Notre entretien fut interrompu par un négrillon qui annonçait l’heure du déjeuner en soufflant dans un cornet à bouquin et nous courûmes nous mettre à table. Ce matin-là, j’empruntai le drap de lit et la chemise dont nous avions besoin. Tom les fourra dans un vieux sac avec les débris de bois phosphorescents qui devaient remplacer la lanterne.

J’appelai cela emprunter, parce que mon père se servait de ce mot ; mais Tom me dit que nous aurions bel et bien commis un vol, si nous n’avions pas représenté des prisonniers. Il est permis à un prisonnier de prendre ce qu’il faut pour s’évader. Nous avions donc le droit de tout rafler, puisque nous agissions pour le compte de Jim. Cela n’empêcha pourtant pas Tom de me gronder deux ou trois jours plus tard, parce que j’avais pris un melon dans le jardin d’un nègre et que je m’en étais régalé.

— Il est convenu que nous pouvons prendre ce dont nous avons besoin, lui dis-je, et j’avais besoin du melon.

— Tu n’en avais pas besoin pour sortir de prison, répliqua-t-il, et cela change la thèse. S’il nous avait fallu un melon afin d’y cacher un poignard et de le faire parvenir à Jim pour tuer son geôlier, personne n’y trouverait à redire.
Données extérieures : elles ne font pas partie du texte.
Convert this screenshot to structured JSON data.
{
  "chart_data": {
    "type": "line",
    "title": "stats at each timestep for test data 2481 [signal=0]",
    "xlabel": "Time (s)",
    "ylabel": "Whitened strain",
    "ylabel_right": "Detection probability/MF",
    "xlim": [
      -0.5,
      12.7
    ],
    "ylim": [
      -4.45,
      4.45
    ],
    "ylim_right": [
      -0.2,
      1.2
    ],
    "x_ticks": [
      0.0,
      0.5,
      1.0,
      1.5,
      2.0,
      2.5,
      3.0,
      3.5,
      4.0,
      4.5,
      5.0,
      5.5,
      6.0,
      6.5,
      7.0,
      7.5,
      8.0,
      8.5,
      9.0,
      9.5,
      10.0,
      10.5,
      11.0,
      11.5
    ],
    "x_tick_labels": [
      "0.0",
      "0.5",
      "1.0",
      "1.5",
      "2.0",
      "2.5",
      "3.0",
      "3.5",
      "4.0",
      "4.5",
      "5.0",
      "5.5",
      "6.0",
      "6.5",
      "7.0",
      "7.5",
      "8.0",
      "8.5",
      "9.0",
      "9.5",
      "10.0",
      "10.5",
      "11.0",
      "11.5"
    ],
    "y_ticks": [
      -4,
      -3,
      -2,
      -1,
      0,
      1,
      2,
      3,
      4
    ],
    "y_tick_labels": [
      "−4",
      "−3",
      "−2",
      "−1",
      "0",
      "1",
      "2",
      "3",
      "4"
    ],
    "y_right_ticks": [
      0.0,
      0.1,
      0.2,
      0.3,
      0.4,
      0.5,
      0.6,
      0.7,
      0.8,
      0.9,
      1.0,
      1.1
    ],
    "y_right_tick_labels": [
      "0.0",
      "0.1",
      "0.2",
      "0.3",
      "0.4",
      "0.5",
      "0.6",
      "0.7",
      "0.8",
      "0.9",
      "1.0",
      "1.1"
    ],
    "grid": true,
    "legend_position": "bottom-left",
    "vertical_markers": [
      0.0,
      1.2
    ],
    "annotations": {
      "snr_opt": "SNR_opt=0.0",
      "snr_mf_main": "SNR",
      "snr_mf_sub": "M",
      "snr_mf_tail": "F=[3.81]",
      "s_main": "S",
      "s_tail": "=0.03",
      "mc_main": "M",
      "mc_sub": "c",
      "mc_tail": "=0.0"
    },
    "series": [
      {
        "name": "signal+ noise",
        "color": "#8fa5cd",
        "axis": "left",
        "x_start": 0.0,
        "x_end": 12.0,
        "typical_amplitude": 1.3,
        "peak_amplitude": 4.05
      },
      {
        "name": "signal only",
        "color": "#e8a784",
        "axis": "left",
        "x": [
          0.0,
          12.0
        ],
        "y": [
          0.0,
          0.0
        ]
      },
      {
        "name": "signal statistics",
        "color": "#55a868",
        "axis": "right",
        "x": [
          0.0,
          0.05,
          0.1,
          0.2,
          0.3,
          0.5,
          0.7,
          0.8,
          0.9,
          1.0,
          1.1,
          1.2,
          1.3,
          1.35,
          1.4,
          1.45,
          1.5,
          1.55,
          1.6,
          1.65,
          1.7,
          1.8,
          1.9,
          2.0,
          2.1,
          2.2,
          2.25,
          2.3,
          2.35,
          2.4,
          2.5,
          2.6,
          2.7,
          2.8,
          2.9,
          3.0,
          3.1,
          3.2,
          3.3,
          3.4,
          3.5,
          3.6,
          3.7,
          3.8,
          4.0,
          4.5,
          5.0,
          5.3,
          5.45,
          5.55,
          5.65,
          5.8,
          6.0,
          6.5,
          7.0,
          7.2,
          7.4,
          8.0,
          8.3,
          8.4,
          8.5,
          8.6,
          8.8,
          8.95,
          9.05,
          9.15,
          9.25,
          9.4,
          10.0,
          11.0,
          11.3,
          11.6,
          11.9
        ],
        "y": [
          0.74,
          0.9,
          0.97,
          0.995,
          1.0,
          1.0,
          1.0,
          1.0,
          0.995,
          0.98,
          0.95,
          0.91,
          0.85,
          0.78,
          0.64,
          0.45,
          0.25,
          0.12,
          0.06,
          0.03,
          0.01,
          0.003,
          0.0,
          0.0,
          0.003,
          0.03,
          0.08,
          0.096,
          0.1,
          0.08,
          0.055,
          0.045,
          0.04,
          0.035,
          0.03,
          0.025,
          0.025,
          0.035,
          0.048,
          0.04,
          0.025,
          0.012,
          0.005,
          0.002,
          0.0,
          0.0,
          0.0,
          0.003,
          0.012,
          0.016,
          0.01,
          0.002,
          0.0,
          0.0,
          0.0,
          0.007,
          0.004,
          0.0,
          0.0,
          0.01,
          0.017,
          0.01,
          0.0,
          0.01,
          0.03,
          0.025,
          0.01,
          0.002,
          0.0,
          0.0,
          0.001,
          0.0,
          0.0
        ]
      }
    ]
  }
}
— Eh bien, je ne vois pas ce qu’on gagne à représenter un prisonnier, si on ne peut seulement pas manger une tranche de melon à sa place.

La dispute ne dura guère et ce ne fut pas moi qui eus le dernier mot.

Ce jour-là, nous commençâmes nos préparatifs d’évasion. Tom profita d’un moment où la cour était déserte pour porter le sac dans l’appentis, pendant que je montais la garde. Il ne tarda pas à me rejoindre, puis nous allâmes nous asseoir sous les arbres pour causer à notre aise.

— Tout a bien marché jusqu’à présent, me dit Tom ; il ne nous reste plus qu’à trouver des outils convenables.

— Il me semble qu’il y a là-bas plus de pioches qu’il n’en faut. Pourquoi ne pas s’en servir ?

Tom me regarda d’un air de pitié.

— Huck Finn, me demanda-t-il, depuis quand fournit-on des pelles et des pioches à un prisonnier ? Autant vaudrait lui remettre tout de suite la clef de son cachot ! Quel mérite aurait-il à s’évader, alors ? Non, non, ce sont là des outils qu’on ne fournirait pas même à un roi.

— Si tu ne veux pas des pioches, que te faut-il ?

— Deux couteaux de table.

— Pour creuser un trou sous la hutte ? C’est bête.

— Non, ce n’est pas bête, c’est le vrai moyen, le moyen le plus usité ; il n’y en a guère d’autre, du moins dans les histoires que je connais. Les prisonniers creusent toujours avec un couteau, et pas dans la terre encore ! En général, ils ont à percer un mur de pierre et je te laisse à penser si c’est facile. Sais-tu combien le fameux prisonnier du château d’If, dans le port de Marseille, a mis de temps à creuser une galerie dans le roc ? Devine un peu.

— Un mois ? Deux mois ?

Trente-sept ans, Huck ! Je voudrais que Jim fût enfermé dans une forteresse comme celle-là !

— Moi, pas. Jim est trop vieux… pense donc ! Il ne durera pas trente-sept ans !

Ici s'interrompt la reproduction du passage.